Open AccessA lymphokine, provisionally designated interleukin T and produced by a human adult T-cell leukemia line, stimulates T-cell proliferation and the induction of lymphokine-activated killer cells.
Author(s) -
J. D. Burton,
Richard N. Bamford,
Christian Peters,
Andrew Grant,
Gloria Kurys,
Carolyn K. Goldman,
Jennifer Brennan,
Erich Roessler,
Thomas A. Waldmann
Publication year - 1994
Publication title -
proceedings of the national academy of sciences of the united states of america
Language(s) - English
Resource type - Journals
SCImago Journal Rank - 5.011
H-Index - 771
eISSN - 1091-6490
pISSN - 0027-8424
DOI - 10.1073/pnas.91.11.4935
Subject(s) - lymphokine , autocrine signalling , biology , interleukin 2 , cell culture , t cell , aldesleukin , interleukin 3 , microbiology and biotechnology , cytokine , interleukin 15 , cell growth , cytotoxic t cell , interleukin , immunology , il 2 receptor , immune system , biochemistry , in vitro , genetics
In early phases of human T-cell lymphotrophic virus I-induced adult T-cell leukemia (ATL), the malignant cell proliferation is associated with an autocrine process involving coordinate expression of interleukin (IL) 2 and its receptor.

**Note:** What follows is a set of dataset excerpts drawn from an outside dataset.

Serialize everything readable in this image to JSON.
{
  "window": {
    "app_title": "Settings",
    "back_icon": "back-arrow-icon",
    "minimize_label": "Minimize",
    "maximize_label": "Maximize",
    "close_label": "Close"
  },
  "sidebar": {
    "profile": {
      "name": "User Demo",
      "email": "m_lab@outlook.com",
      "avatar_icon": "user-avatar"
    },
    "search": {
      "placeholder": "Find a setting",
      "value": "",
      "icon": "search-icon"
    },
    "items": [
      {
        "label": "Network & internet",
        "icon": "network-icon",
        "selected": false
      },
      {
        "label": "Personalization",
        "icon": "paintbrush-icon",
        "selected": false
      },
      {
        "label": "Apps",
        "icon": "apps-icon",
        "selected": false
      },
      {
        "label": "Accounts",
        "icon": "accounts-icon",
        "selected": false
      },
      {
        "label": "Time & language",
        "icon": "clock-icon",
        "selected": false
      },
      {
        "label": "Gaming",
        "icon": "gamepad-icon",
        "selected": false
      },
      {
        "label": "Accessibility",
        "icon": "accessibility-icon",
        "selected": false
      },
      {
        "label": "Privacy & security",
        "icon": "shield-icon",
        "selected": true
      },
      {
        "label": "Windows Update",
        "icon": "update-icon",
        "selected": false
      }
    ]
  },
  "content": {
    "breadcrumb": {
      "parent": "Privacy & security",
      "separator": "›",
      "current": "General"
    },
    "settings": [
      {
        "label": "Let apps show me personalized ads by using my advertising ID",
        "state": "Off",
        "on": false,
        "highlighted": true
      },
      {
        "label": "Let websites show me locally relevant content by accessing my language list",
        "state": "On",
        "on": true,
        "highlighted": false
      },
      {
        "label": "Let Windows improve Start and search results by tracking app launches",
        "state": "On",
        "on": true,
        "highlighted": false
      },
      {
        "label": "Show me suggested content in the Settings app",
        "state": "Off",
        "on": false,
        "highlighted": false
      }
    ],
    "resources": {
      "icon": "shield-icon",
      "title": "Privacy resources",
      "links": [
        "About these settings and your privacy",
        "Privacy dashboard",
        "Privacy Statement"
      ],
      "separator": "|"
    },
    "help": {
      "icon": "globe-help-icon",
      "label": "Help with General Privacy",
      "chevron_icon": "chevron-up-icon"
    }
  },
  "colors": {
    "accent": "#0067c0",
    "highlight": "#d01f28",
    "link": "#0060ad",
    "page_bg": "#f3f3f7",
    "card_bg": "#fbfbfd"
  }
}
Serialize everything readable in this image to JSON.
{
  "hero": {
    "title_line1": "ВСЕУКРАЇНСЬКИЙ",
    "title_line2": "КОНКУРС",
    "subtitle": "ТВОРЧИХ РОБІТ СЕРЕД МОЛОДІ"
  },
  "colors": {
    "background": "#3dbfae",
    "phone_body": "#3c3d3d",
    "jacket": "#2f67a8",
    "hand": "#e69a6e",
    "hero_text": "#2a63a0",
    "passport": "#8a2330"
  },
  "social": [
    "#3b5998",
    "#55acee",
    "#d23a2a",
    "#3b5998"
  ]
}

However, during late-phase ATL, leukemic cells no longer produce IL-2 yet continue to express high-affinity IL-2 receptors. During studies to define pathogenic mechanisms that underlie this IL-2-independent proliferation, we demonstrated that the ATL cell line HuT-102 secretes a lymphokine, provisionally designated IL-T, that stimulates T-cell proliferation and the induction of lymphokine-activated killer cells. Conditioned medium from HuT-102, when added to the IL-2-dependent CTLL-2 line, yielded a stimulation index of 230. Since CTLL-2 was purported to be IL-2-specific, we performed a number of studies to exclude IL-2 production by HuT-102. Stimulation of CTLL-2 cells by HuT-102-conditioned medium was not meaningfully inhibited by addition of an antiserum to IL-2. Furthermore, uninduced HuT-102 cells did not express mRNA encoding IL-2 as assessed by Northern blot analysis. No biological activity on CTLL-2 cells was mediated by purified IL-1, IL-3, IL-4, IL-5, IL-6, IL-7, IL-9, IL-10, IL-12, IL-13, or granulocyte/macrophage colony-stimulating factor, thus differentiating these factors from IL-T. Based on preliminary biochemical data, IL-T is a protein with a pI value of 4.5 and a molecular mass in SDS gels of 14 kDa. In addition to its action on CTLL-2 cells, 3200-fold-purified IL-T stimulated proliferation of the human cytokine-dependent T-cell line Kit-225. Furthermore, addition of IL-T enhanced cytotoxic activity of large granular lymphocytes (i.e., induced lymphokine-activated killer cells). Thus, IL-T is a lymphokine that plays a role in T-cell proliferation and induction of lymphokine-activated killer cells. Furthermore, IL-T may contribute to IL-2-independent proliferation of select ATL cells and lines.